Years later, believing that she had lived her dream at home, she auditioned for a musical extravaganza in Monte Carlo and was booked as a back-up dancer for Whitney Houston, MC Hammer and Donna Summer.

She auditioned for a cabaret at Casino de Monte-Carlo, got the role and worked there for two years, "living in a villa and hobnobbing with Prince Albert and his pals".

From Europe's cabaret stages and cruise ships, her dream of playing Velma in Chicago was realised when she was booked for the British touring production and then Hazel Feldman's South African show.

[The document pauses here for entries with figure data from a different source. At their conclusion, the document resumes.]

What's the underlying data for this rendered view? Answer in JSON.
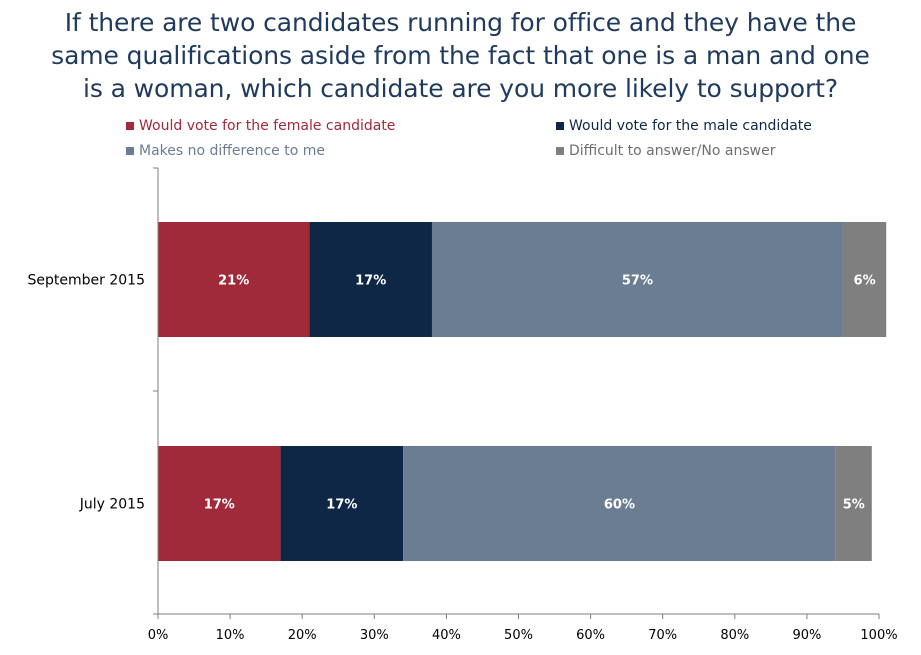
{
  "title_lines": [
    "If there are two candidates running for office and they have the",
    "same qualifications aside from the fact that one is a man and one",
    "is a woman, which candidate are you more likely to support?"
  ],
  "chart_data": {
    "type": "bar",
    "orientation": "horizontal",
    "stacked": true,
    "title": "If there are two candidates running for office and they have the same qualifications aside from the fact that one is a man and one is a woman, which candidate are you more likely to support?",
    "categories": [
      "September 2015",
      "July 2015"
    ],
    "series": [
      {
        "name": "Would vote for the female candidate",
        "color": "#a0293a",
        "values": [
          21,
          17
        ],
        "labels": [
          "21%",
          "17%"
        ]
      },
      {
        "name": "Would vote for the male candidate",
        "color": "#0f2746",
        "values": [
          17,
          17
        ],
        "labels": [
          "17%",
          "17%"
        ]
      },
      {
        "name": "Makes no difference to me",
        "color": "#6a7d93",
        "values": [
          57,
          60
        ],
        "labels": [
          "57%",
          "60%"
        ]
      },
      {
        "name": "Difficult to answer/No answer",
        "color": "#7f7f7f",
        "values": [
          6,
          5
        ],
        "labels": [
          "6%",
          "5%"
        ]
      }
    ],
    "xlim": [
      0,
      100
    ],
    "xticks": [
      "0%",
      "10%",
      "20%",
      "30%",
      "40%",
      "50%",
      "60%",
      "70%",
      "80%",
      "90%",
      "100%"
    ],
    "legend_position": "top",
    "legend_text_colors": [
      "#a0293a",
      "#0f2746",
      "#6a7d93",
      "#6f6f6f"
    ],
    "grid": false
  }
}
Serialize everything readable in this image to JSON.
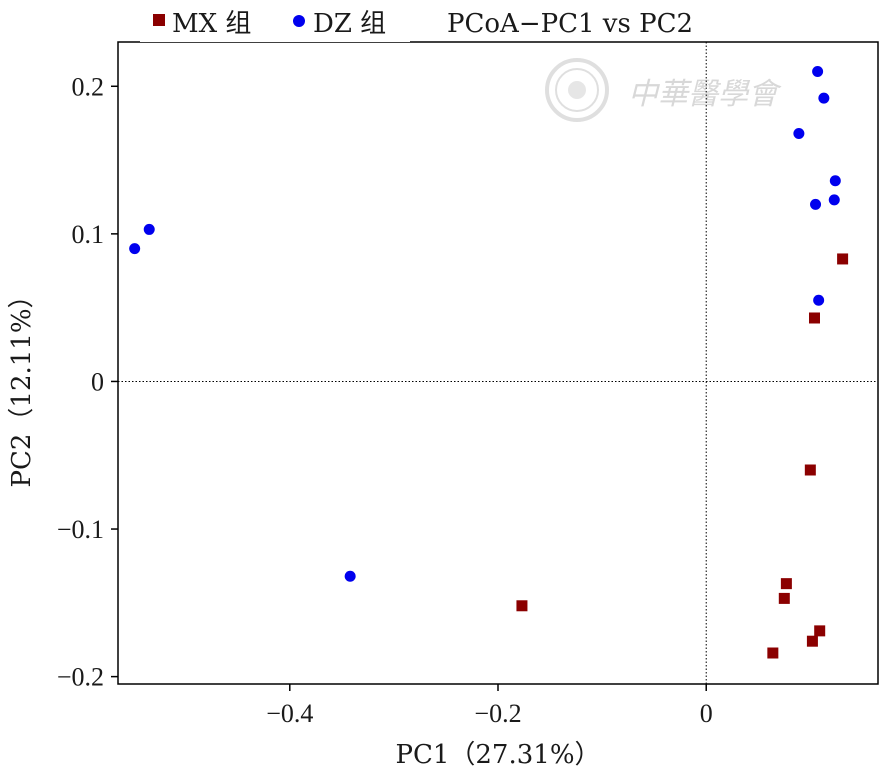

"Chicago's New York producers came to see the show in Cape Town and immediately booked me for London's West End, followed by Broadway," said Wright.

"I hopped between the shows in London and New York from 2005 to 2009, but after 25 years of not having a home base, I decided that America was where I needed to settle."

She lives in Maplewood, New Jersey - a 30-minute commute to New York's Penn Station - with her husband, South African drummer Heinrich Kruse, and their two French bulldogs, Stewart and Frankie.

She grabs every opportunity to visit her family in South Africa and is here for an autobiographical music revue at the Wild Coast.

David Gouldie, the director who brought her to South Africa for the local show, said he was excited to have her back in the country.

"She is such an inspiration to the local musical theatre industry, proving that South Africans can make it on the world's stages. I am thrilled to celebrate Amra-Faye and bring her home for another standing ovation."